A aeronave era comandada pelo piloto Cristiano Nava da Encarnação, de 32 anos. Com ele, estava o mecânico de avião Wallace Gabriel Lopes, de 24 anos, morador do Rio. O terceiro tripulante era o empresário Antônio José Oliveira da Silva, de 46 anos, que possui duas máquinas de garimpo na terra indígena.

Nava foi contratado para levar o empresário, o mecânico e uma peça para a área onde ocorre a exploração mineral irregular por se tratar de terra indígena homologada. No local, havia um helicóptero pertencente a Antônio José e que precisava de reparos. Wallace daria manutenção na aeronave danificada.

- Meu irmão tem experiência, conhece bem a mata. Se ele não estiver machucado, tenho certeza que ele vai chegar a algum lugar. Mas só de pensar nele impossibilitado de andar, parado, esperando socorro, essa imaginação faz sofrer minha cabeça - afirmou Francisco Evandro de Oliveira da Silva, 42 anos.

Evandro é irmão do empresário desaparecido. De acordo com ele, Antônio José tem possui duas "máquinas de garimpo" e uma "chupadeira" na terra indígena, ambos equipamentos utilizados na extração mineral. Ele nega que seu irmão seja dono do garimpo.

- Aquilo não tem dono, cada um chega e procura um lugar para trabalhar. Às vezes você divide a área com outros garimpeiros. Meu irmão trabalhava há uns seis meses, com mais seis pessoas nas máquinas dele. Mas não é um dono de mineradora, uma pessoa milionária - disse Evandro.

Antônio José contratou o voo para levar uma peça de helicóptero que pertence à sua ex-mulher. A aeronave da família está estragada dentro da terra indígena e precisava de reparos.

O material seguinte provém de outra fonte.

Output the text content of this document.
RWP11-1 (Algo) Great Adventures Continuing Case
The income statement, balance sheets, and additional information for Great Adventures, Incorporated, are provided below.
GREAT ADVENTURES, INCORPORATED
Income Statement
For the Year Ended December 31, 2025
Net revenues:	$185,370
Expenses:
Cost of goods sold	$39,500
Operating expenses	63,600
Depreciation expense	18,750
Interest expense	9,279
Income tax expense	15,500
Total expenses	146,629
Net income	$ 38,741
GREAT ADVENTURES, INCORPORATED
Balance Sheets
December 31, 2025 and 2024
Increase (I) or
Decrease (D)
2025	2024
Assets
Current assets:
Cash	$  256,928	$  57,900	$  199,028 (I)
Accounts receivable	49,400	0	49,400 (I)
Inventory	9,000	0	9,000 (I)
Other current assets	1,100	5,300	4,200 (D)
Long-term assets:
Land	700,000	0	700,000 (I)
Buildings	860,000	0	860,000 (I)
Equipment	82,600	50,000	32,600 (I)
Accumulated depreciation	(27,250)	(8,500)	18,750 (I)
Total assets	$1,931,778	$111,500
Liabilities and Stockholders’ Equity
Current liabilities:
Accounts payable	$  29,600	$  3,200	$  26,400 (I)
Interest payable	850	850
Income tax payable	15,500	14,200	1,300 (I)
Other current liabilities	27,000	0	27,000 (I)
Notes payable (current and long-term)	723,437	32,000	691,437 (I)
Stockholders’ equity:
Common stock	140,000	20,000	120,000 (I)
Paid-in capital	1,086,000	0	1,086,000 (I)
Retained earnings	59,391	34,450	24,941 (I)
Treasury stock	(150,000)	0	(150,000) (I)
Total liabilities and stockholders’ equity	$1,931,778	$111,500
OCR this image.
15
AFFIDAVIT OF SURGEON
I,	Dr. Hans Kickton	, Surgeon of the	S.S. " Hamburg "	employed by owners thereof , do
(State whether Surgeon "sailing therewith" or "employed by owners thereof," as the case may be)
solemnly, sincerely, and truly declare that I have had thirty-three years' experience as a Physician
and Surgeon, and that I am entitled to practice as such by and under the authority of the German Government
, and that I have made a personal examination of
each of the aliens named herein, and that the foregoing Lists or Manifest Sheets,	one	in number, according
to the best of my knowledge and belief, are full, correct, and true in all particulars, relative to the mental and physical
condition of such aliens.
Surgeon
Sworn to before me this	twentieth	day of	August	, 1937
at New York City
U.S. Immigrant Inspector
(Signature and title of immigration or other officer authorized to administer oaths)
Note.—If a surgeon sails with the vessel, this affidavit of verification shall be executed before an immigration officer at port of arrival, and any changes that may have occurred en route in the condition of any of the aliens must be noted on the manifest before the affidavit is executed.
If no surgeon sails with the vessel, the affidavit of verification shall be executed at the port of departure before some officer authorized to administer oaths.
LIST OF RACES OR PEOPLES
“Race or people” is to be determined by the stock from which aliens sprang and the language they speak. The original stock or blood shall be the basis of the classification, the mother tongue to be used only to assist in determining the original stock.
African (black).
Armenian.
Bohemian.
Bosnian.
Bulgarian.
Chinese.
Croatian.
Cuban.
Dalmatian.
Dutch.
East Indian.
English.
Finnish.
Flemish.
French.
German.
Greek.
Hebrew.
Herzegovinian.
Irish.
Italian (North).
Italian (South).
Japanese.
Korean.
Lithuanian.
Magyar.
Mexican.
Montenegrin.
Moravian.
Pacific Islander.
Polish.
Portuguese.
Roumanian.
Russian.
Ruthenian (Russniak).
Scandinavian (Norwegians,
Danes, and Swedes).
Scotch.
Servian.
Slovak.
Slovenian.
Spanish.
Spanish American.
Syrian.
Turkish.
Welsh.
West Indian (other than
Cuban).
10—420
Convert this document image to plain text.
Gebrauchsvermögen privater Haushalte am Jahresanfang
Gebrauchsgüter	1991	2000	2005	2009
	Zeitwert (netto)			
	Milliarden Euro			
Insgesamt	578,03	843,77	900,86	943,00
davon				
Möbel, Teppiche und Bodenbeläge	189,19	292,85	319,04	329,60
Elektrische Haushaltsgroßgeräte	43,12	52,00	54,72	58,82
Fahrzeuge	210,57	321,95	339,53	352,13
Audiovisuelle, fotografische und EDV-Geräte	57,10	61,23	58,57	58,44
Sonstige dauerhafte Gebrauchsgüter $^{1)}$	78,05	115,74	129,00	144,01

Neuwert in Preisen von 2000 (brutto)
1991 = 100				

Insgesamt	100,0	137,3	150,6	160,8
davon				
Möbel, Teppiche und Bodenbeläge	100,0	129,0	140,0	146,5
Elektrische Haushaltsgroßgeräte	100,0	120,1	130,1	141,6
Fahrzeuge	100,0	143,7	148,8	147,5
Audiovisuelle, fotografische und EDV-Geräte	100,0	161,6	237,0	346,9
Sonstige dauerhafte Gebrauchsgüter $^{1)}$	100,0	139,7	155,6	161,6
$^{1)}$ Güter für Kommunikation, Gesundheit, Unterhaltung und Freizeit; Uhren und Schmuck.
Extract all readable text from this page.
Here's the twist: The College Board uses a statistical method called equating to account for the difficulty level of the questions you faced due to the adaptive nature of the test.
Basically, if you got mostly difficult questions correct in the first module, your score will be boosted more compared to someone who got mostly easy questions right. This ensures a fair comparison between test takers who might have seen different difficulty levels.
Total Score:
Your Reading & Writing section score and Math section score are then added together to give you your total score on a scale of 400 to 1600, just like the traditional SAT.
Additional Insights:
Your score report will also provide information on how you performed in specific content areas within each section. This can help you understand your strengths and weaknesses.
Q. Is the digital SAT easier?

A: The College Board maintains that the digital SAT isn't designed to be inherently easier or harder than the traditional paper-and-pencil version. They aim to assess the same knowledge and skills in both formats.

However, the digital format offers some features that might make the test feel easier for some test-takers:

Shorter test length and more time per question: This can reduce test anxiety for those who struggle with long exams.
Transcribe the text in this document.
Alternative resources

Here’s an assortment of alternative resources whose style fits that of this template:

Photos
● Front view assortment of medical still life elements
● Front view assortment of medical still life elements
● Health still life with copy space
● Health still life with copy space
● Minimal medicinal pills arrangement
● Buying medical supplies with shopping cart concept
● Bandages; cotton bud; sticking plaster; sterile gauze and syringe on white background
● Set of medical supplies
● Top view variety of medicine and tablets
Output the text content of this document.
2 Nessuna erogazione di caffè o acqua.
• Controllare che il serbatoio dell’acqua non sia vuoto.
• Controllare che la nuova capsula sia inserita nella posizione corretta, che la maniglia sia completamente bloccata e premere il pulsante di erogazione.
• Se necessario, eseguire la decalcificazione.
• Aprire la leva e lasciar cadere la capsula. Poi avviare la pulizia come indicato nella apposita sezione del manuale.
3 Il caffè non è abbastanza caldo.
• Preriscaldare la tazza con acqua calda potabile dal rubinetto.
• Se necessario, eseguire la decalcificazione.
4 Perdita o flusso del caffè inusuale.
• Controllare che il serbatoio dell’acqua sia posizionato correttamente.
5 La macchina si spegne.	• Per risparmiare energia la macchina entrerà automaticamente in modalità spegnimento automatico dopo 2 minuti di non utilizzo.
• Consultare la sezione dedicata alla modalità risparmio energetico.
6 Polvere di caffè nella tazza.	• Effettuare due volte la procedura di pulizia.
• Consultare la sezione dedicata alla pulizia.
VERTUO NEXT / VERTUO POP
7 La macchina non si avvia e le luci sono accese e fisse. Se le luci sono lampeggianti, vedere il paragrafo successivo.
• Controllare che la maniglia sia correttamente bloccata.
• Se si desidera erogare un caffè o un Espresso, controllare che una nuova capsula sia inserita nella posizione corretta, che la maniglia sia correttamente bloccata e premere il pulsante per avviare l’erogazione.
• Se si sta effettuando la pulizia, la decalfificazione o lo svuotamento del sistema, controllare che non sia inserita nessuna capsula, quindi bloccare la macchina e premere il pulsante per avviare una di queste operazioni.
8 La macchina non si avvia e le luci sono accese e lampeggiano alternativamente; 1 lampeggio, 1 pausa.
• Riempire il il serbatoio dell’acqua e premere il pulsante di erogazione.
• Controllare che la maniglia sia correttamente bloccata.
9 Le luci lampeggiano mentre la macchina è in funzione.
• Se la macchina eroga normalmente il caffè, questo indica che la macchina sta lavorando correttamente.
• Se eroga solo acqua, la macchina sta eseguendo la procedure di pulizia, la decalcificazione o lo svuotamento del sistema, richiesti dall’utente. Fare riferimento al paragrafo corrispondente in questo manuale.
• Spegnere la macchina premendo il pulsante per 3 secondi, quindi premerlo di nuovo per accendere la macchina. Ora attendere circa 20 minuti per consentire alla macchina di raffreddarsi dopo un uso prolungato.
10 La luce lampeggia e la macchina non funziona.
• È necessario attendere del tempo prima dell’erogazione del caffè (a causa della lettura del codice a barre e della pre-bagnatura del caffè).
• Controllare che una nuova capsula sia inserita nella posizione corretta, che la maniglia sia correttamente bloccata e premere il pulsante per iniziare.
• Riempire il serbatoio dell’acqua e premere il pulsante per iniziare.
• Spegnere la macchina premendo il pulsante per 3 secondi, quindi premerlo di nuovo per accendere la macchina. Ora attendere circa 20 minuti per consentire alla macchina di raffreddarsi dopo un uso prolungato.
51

O garimpeiro e o piloto conheciam o trajeto. Ambos já tinham feito viagem aérea entre Boa Vista e a terra indígena. Os tripulantes viajaram a bordo de um avião modelo Poty, prefixo PU-POT.

De acordo com dados que constam no sistema da Agência Nacional de Aviação Civil (ANAC), o avião era do tipo ultraleve, com capacidade para no máximo um passageiro, capaz de transportar até 550 kg e não estava autorizado a fazer táxi aéreo.

As buscas pelo piloto e passageiros começaram por iniciativa dos próprios amigos dos tripulantes. Depois de dois dias à procura, em aviões particulares, as famílias resolveram procurar a Força Aérea Brasileira (FAB).

A FAB enviou aviões e realizou buscas ao longo de dez dias. O trabalho foi feito por aeronaves SC-105 Amazonas SAR e H-60 Black Hawk. No último domingo, a FAB anunciou ter encerrado as buscas, após ter realizado buscas que seguiram os "padrões internacionais".

A Força Aérea Brasileira, no entanto, não descarta a retomada dos trabalhos. Em nota, informou que a operação "pode ser reativada quando justificada por meio do surgimento de novas informações sobre a aeronave e/ou o piloto".